- Göydərə
- Coordinates: 39°10′13″N 45°40′30″E﻿ / ﻿39.17028°N 45.67500°E
- Country: Azerbaijan
- Autonomous republic: Nakhchivan
- District: Julfa

Population (2005)^{[citation needed]}
- • Total: 1,332
- Time zone: UTC+4 (AZT)

= Göydərə =

Village and municipality in Nakhchivan, Azerbaijan

Göydərə (also Goydere and Goydara), formerly Norashen (Նորաշեն), is a village and municipality in the Julfa District of Nakhchivan, Azerbaijan. It is located 32 km in the north from the district center, on the right bank of the Alinjachay River, on the slope of the Zangezur ridge. Its population is busy with vine-growing, farming and animal husbandry.

There are a secondary school, a cultural house, a library, a communication center, a pensioners' club and a medical center in the village. It has a population of 1,332.

==History==
Based on surviving manuscripts, Norashen ("New village" in Armenian), was an important center for scriptorium production from the 14th to the 18th century. In the village was an Armenian church, named Surp Astvatsatsin, a domeless basilica that dated back to the 9th or 10th century. It survived at least into the 1990s but is presumed to have been demolished sometime after that. In 1992 the name of the village was changed to Goydara ("Green valley").
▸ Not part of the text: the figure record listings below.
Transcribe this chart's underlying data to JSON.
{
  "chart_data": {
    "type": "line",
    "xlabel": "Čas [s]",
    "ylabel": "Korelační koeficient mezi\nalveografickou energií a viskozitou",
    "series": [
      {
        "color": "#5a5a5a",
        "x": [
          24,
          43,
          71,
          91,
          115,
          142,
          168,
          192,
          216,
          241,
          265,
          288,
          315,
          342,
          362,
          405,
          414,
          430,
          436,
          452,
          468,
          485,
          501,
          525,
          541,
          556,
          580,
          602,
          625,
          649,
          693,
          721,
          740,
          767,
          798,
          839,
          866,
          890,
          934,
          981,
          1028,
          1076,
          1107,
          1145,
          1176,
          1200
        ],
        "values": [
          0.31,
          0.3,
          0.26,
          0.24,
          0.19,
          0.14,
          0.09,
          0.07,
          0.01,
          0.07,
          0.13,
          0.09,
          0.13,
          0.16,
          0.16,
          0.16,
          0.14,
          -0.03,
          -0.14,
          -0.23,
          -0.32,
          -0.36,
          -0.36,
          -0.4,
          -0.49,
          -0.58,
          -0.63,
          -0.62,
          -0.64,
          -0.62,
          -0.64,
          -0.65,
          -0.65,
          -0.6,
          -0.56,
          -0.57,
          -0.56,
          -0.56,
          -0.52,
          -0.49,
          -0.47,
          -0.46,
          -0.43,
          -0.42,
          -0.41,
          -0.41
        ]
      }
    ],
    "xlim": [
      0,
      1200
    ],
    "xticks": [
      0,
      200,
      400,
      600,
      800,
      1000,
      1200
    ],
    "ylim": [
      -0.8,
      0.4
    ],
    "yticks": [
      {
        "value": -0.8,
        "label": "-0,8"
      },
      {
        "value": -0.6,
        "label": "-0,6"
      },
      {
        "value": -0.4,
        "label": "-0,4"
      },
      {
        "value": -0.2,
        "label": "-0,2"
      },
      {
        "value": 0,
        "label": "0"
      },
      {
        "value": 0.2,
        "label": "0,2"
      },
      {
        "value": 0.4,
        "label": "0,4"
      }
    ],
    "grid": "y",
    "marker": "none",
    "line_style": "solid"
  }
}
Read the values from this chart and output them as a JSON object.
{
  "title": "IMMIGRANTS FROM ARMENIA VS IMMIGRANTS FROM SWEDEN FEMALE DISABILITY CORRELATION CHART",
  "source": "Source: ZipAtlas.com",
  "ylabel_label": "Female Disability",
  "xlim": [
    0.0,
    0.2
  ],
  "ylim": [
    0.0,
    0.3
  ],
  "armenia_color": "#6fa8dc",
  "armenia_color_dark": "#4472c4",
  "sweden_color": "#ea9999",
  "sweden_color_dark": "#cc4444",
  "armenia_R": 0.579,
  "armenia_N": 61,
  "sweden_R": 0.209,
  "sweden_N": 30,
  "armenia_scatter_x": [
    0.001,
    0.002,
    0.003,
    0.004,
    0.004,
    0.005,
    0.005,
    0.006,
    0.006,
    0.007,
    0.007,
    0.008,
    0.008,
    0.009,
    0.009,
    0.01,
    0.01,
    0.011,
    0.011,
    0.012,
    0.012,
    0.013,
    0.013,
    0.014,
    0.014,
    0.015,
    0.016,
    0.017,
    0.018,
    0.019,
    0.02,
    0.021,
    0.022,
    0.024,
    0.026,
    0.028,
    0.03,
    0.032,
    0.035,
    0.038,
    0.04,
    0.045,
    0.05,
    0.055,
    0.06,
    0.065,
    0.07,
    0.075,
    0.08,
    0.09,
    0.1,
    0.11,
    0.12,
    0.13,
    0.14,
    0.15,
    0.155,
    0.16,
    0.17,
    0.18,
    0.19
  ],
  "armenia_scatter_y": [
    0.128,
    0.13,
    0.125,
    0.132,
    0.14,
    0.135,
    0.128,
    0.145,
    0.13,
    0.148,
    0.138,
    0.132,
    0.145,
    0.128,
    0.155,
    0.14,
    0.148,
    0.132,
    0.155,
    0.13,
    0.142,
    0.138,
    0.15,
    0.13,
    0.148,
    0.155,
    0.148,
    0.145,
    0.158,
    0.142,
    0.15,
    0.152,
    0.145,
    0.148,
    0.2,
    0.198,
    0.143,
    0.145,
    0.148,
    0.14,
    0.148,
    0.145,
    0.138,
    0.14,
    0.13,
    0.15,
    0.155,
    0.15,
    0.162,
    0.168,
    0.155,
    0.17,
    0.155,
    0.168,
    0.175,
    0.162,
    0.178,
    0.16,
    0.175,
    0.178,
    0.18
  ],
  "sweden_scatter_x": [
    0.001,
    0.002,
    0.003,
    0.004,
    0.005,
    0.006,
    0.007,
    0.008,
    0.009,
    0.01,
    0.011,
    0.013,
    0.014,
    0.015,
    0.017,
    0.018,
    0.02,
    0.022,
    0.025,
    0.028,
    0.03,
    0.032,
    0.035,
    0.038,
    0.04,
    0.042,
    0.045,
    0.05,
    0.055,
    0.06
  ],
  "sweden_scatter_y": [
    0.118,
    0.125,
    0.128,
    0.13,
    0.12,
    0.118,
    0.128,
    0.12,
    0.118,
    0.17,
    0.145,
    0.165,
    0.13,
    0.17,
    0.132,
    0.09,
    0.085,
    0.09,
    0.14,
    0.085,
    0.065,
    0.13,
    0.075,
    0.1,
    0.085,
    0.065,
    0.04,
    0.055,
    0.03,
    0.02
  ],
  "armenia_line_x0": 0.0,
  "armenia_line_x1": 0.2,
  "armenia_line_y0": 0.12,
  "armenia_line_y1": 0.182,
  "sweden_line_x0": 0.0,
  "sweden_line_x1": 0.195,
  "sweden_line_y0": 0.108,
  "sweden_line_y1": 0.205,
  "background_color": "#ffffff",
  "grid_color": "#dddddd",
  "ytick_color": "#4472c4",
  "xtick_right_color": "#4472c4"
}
==Historical and archaeological monuments==

===Goydara Necropolis===
Goydara Necropolis - an Armenian cemetery from the Middle Ages, is located to the north-west of Goydara village, on the slope of a mountain. It is surrounded in the west with the valley, in the north with the mountain range, and in the east and south with the Goydara village. The gravestones include khatchkars, ram-shaped stones like those at the Julfa cemetery, and simpler rectangular chest-shaped stones. Exploration research works were carried out in 1990–91. All of the graves are in the east and west direction. The gravestones were kept. Stones for the chest on the graves are in a square prismatic shape. On the sides of some of the graves are relief carvings, including rifles and swords. There is the sign of an arrow on one of the ram stones. It is supposed that the monument belongs to the 13–17 centuries.

=== St. Astvatsatsin Monastery ===
St. Astvatsatsin Monastery was a 10th-century Armenian monastery located in the center of the village and was destroyed at some point between 1997 and 2001.